Andrew won’t drop any tasty hints about which product areas New Covent Garden might go into next but “we’re passionate about things we launch, and there are plenty of exciting products in the pipeline.”

The grocery industry has seen plenty of household names lose direction and drift out of their core categories. What chance of this happening to New Covent Garden? “We’d never allow ourselves to lose direction,” Andrew insists. “We stay clear about the things we do, and move on when the time is right.”

New Covent Garden’s NPD team is three times as big as the marketing team and much bigger, proportionately, than similar sized companies’ NPD teams. As a result, Andrew says, “We come up with far more ideas for new products than we can ever launch. But we will only take the New Covent Garden brand into areas with a clear consumer need and where there aren’t any similar products already. We have to feel passionate about everything we launch – if we don’t, it doesn’t happen.”

On the soup front New Covent Garden has trialled “hundreds” of flavours in the last ten years and created four recipe books with the recipes that didn’t make it as far as production. Of those that did get there, New Covent Garden released a staggering 26 new soups in 2009, of which 12 were limited edition Soups of The Month.

“We’re ruthless in our final selection of new soup flavours, as we are about our other products, and our soups of the month are the pinnacle of our ruthlessness.”

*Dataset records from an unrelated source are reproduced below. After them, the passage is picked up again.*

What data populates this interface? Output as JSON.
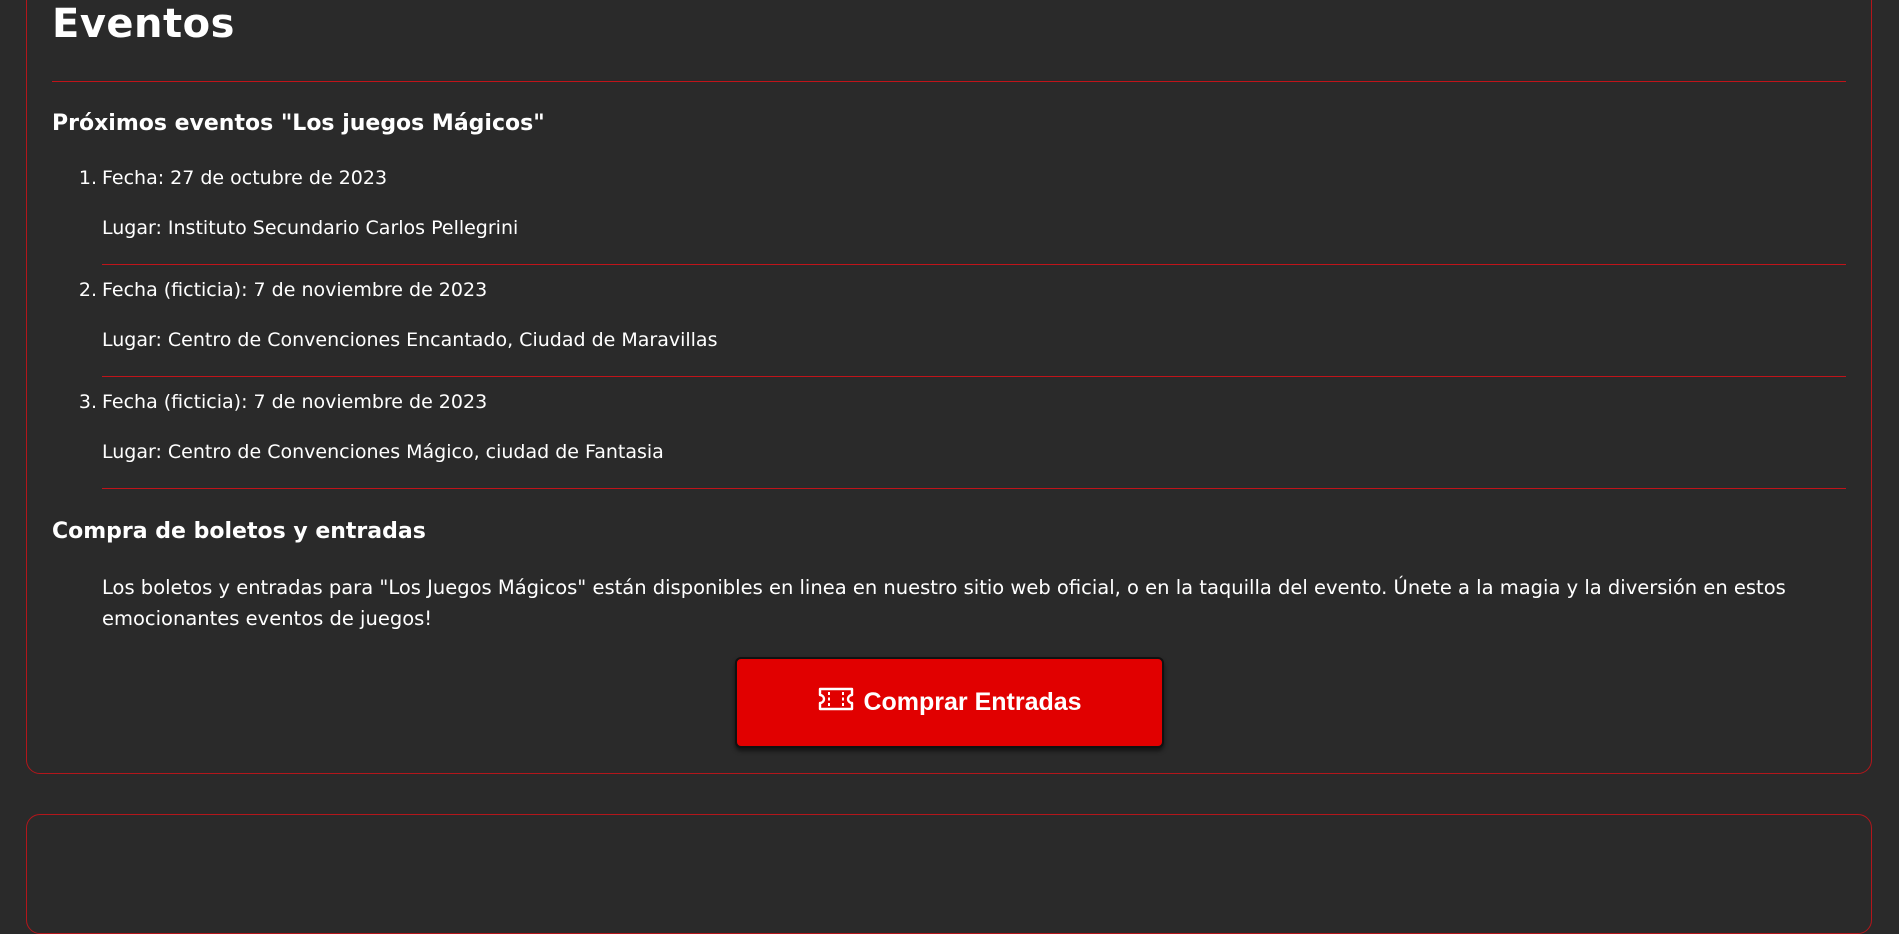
{
  "page_title": "Eventos",
  "upcoming": {
    "heading": "Próximos eventos \"Los juegos Mágicos\"",
    "items": [
      {
        "number": "1.",
        "date": "Fecha: 27 de octubre de 2023",
        "place": "Lugar: Instituto Secundario Carlos Pellegrini"
      },
      {
        "number": "2.",
        "date": "Fecha (ficticia): 7 de noviembre de 2023",
        "place": "Lugar: Centro de Convenciones Encantado, Ciudad de Maravillas"
      },
      {
        "number": "3.",
        "date": "Fecha (ficticia): 7 de noviembre de 2023",
        "place": "Lugar: Centro de Convenciones Mágico, ciudad de Fantasia"
      }
    ]
  },
  "tickets": {
    "heading": "Compra de boletos y entradas",
    "text": "Los boletos y entradas para \"Los Juegos Mágicos\" están disponibles en linea en nuestro sitio web oficial, o en la taquilla del evento. Únete a la magia y la diversión en estos emocionantes eventos de juegos!",
    "button_label": "Comprar Entradas",
    "button_icon": "ticket-icon"
  },
  "colors": {
    "background": "#2a2a2a",
    "accent": "#c0141a",
    "button": "#e10000",
    "text": "#ffffff"
  }
}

Soup remains at the heart of New Covent Garden’s production. It has outsourced manufacturing of the new quiches under licence to Meadowbrook Bakery. Following their initial success, Andrew is now looking at other opportunities to license the brand, possibly in cooperation with other companies in the Daniels Group such as Johnsons Juices. “We have completely different brand values to Johnsons, so there’s no overlap.”

The bottom line is that New Covent Garden remains committed to what it does best, making soup, and the dividend-paying discipline of bringing out a brand new Soup of The Month every month: “There’s a lot of mileage in the New Covent Garden name which we’re going to be exploring as far as we can with tasty products made with fresh, natural ingredients. But whatever else happens, readers can rest assured that we’re going to keep our primary focus firmly on soup, and our ethos anchored in flavour and innovation.”